Il calicanto d’inverno (Chimonantus praecox, da non confondere con quello estivo, Calycanthus floridus, dai fiori rossi) è caratterizzato da un’esuberanza di rami coperti da grandi foglie lanceolate che maschererebbero completamente i piccoli fiori sessili (cioè nati direttamente sui rami, senza piccioli che li mettano in evidenza) se questi comparissero in estate.
La pianta allora attende che le grandi foglie siano cadute (in genere tra novembre e dicembre, se è sufficientemente freddo) per schiudere i boccioli tra gennaio e febbraio, mesi in cui i fiori sono l’unica parte attiva della pianta. Non si congelano neppure nelle nottate ghiacciate perché le cellule che li formano hanno un punto di congelamento molto più basso del normale (una sorta di “antigelo”).
Senza la concorrenza delle foglie, e per giunta muniti di un profumo soave che si spande a vari metri di distanza, attirano le api che, nelle giornate soleggiate e tiepide, cercano il nettare prelibato che questi fiori contengono: così vengono impollinati con facilità e, quando la stagione ritornerà clemente, l’arbusto sarà già pronto a rilasciare i semi, che potranno germinare avendo a disposizione l’intera estate per fortificare la piantina neonata.
L’insolito periodo di fioritura ha fatto nascere un paio di delicate leggende: la prima narra che durante la fuga in Egitto della Sacra Famiglia, gli arbusti di calicanto aprirono le fronde per nascondere i tre fuggiaschi braccati dai soldati di Erode; per questo, il dono di un rametto esprime l’affettuosa protezione verso chi lo riceve.

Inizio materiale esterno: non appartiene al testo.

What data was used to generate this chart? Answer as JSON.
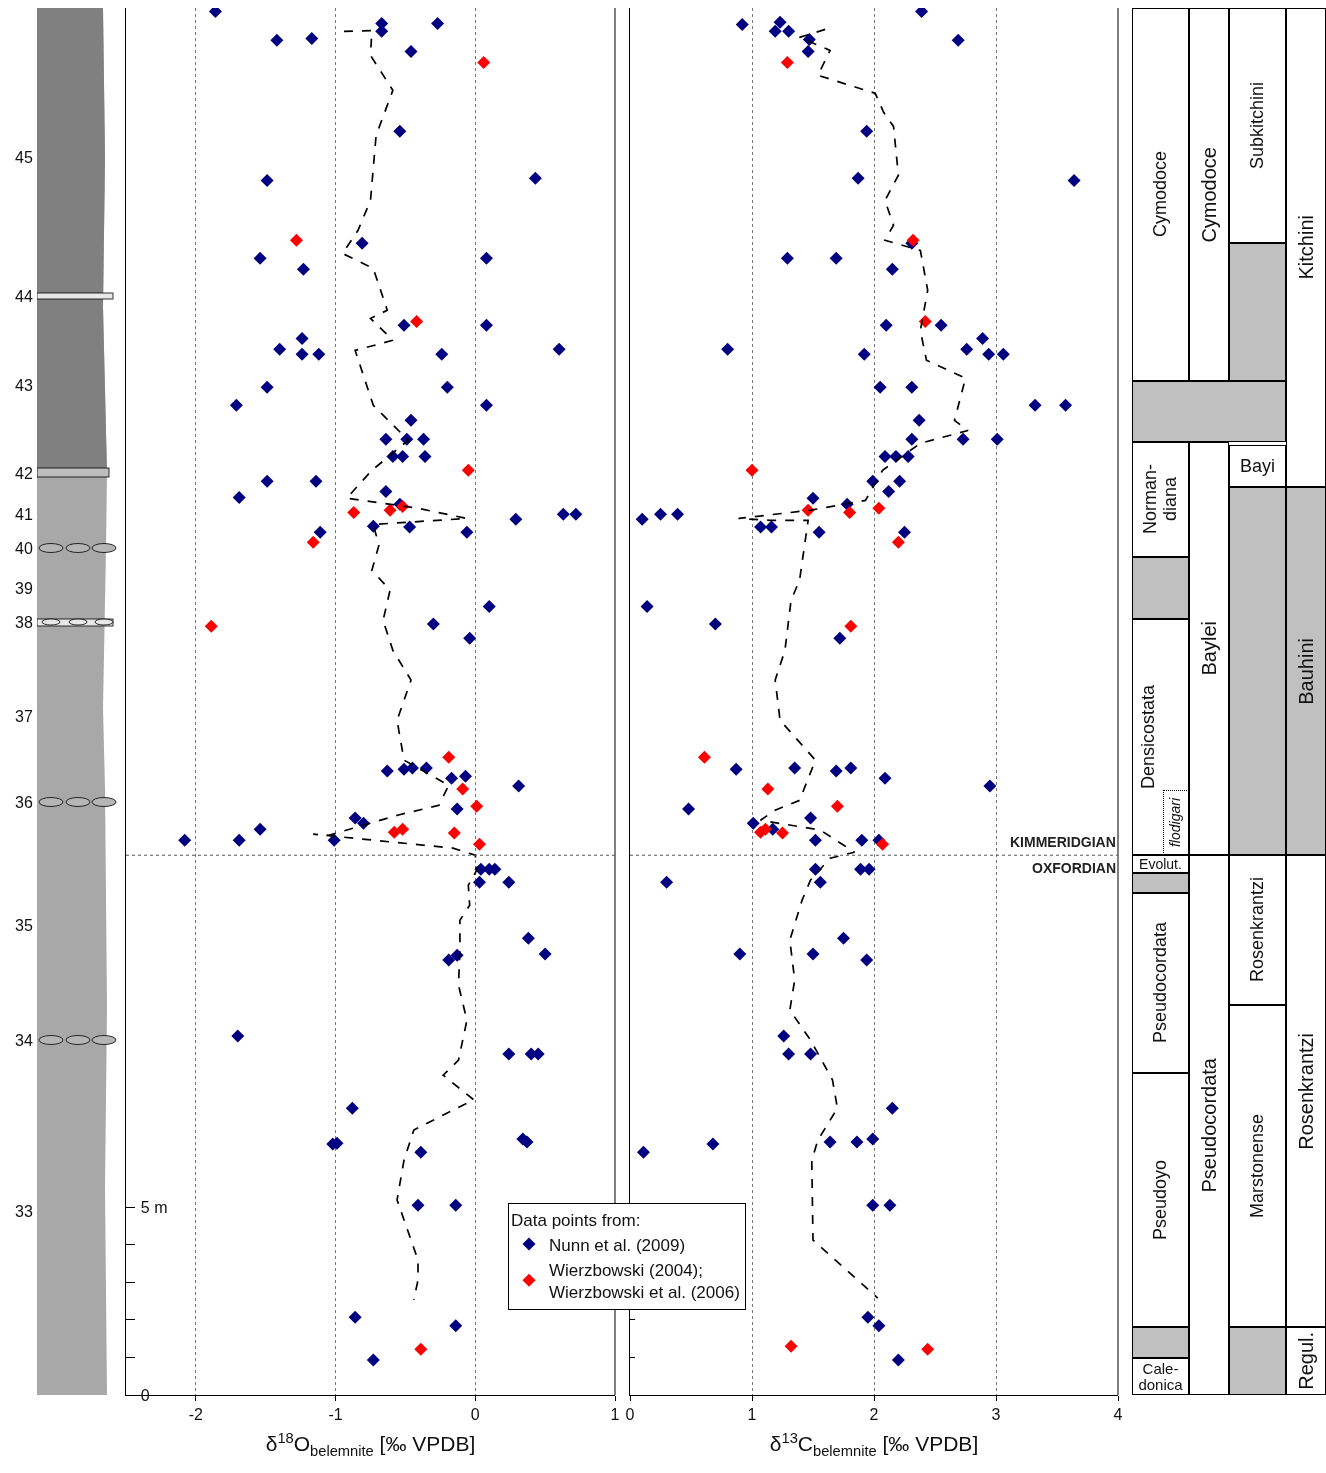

La seconda racconta che in un giorno d’inverno, un pettirosso stanco e assiderato cercò un ramo per riposarsi al riparo delle ultime foglie ingiallite prima di riprendere il volo. Molti alberi gli negarono il permesso, solo il calicanto impietosito lo ospitò sotto le ultime foglie appassite per ristorarlo. Il Signore ricompensò allora l’arbusto facendo cadere sul ramo una pioggia di stelle splendenti e profumate: il prodigio si ripete ogni anno al momento della fioritura.